Geography: Avg. balance: Median income: Months to pay off: Interest to pay off: Avg. credit score:
United States $8,195 $60,336 13 $964 675
1. New Mexico $8,323 $46,744 17 $1,320 659
2. Louisiana $8,110 $46,145 17 $1,267 650
3. West Virginia $7,563 $43,469 17 $1,167 658
4. Alabama $7,967 $48,123 16 $1,163 654
5. Arkansas $7,727 $45,869 16 $1,151 657
6. Mississippi $7,433 $43,529 16 $1,124 647
7. Georgia $8,738 $56,183 15 $1,190 654
8. Oklahoma $8,197 $50,051 15 $1,181 656
9. Florida $8,363 $52,594 15 $1,168 668
10. South Carolina $8,124 $50,570 15 $1,147 657
11. Tennessee $7,996 $51,340 15 $1,091 662
12. Alaska $10,685 $73,181 14 $1,358 668
13. Texas $9,100 $59,206 14 $1,223 656
14. North Carolina $8,062 $52,752 14 $1,077 666
15. Arizona $8,265 $56,581 14 $1,051 669
16. Kentucky $7,428 $48,375 14 $997 663
17. Nevada $8,250 $58,003 13 $1,020 655
18. Kansas $7,964 $56,422 13 $977 680
19. Missouri $7,706 $53,578 13 $963 675
20. Wyoming $8,199 $60,434 13 $963 678
21. Ohio $7,654 $54,021 13 $942 678
22. Idaho $7,518 $52,225 13 $941 681
23. Montana $7,444 $53,386 13 $901 689
24. Indiana $7,393 $54,181 13 $874 667
25. Michigan $7,382 $54,909 13 $858 677
26. Virginia $9,120 $71,535 12 $1,004 680
27. New York $8,510 $64,894 12 $965 688
28. Delaware $8,255 $62,852 12 $938 672
29. Illinois $8,168 $62,992 12 $916 683
30. Pennsylvania $7,888 $59,195 12 $909 687
31. Rhode Island $8,162 $63,870 12 $901 687
32. Maine $7,466 $56,277 12 $857 689
33. Vermont $7,466 $57,513 12 $838 702
34. Oregon $7,582 $60,212 12 $824 688
35. Nebraska $7,515 $59,970 12 $812 695
36. South Dakota $7,199 $56,521 12 $792 700
37. Connecticut $9,000 $74,168 11 $941 690
38. Colorado $8,463 $69,117 11 $893 688
39. Washington $8,318 $70,979 11 $839 693
40. North Dakota $7,068 $61,843 11 $694 697
41. Iowa $6,726 $58,570 11 $664 695
42. Maryland $9,009 $80,776 10 $864 672
43. New Jersey $8,959 $80,088 10 $862 686
44. New Hampshire $8,252 $73,381 10 $798 701
45. California $8,144 $71,805 10 $794 680
46. Hawaii $8,423 $77,765 10 $785 693
47. Utah $7,727 $68,358 10 $751 683
48. Minnesota $7,351 $68,388 10 $680 709
49. Wisconsin $6,737 $59,305 10 $657 696
50. Massachusetts $7,994 $77,385 9 $708 699

Methodology:

Average credit card debt per person by state data comes from creditcards.com and represents the sum of average bank card debt and average retail card debt.
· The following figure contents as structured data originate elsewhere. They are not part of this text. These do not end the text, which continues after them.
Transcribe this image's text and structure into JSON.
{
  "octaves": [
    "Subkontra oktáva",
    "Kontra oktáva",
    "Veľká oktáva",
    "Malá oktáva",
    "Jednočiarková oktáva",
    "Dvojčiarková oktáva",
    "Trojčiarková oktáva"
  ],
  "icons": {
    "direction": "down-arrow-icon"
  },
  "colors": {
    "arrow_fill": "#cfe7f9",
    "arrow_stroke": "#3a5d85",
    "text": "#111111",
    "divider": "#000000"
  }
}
Credit card debt burden was determined by calculating how long it would take to pay down the average credit card debt in the state by paying 15% of the state’s median monthly income and assuming a 20.8% interest rate — the national median. Data on credit card debt burden was provided by creditcards.com. Median household income came from the U.S. Census Bureau.

Average credit score figures are as of 2017 and come from credit research group Experian. Credit scores are based on VantageScore, and range between 501 and 990. Scores below 630 are deemed poor, and scores above 720 are considered excellent.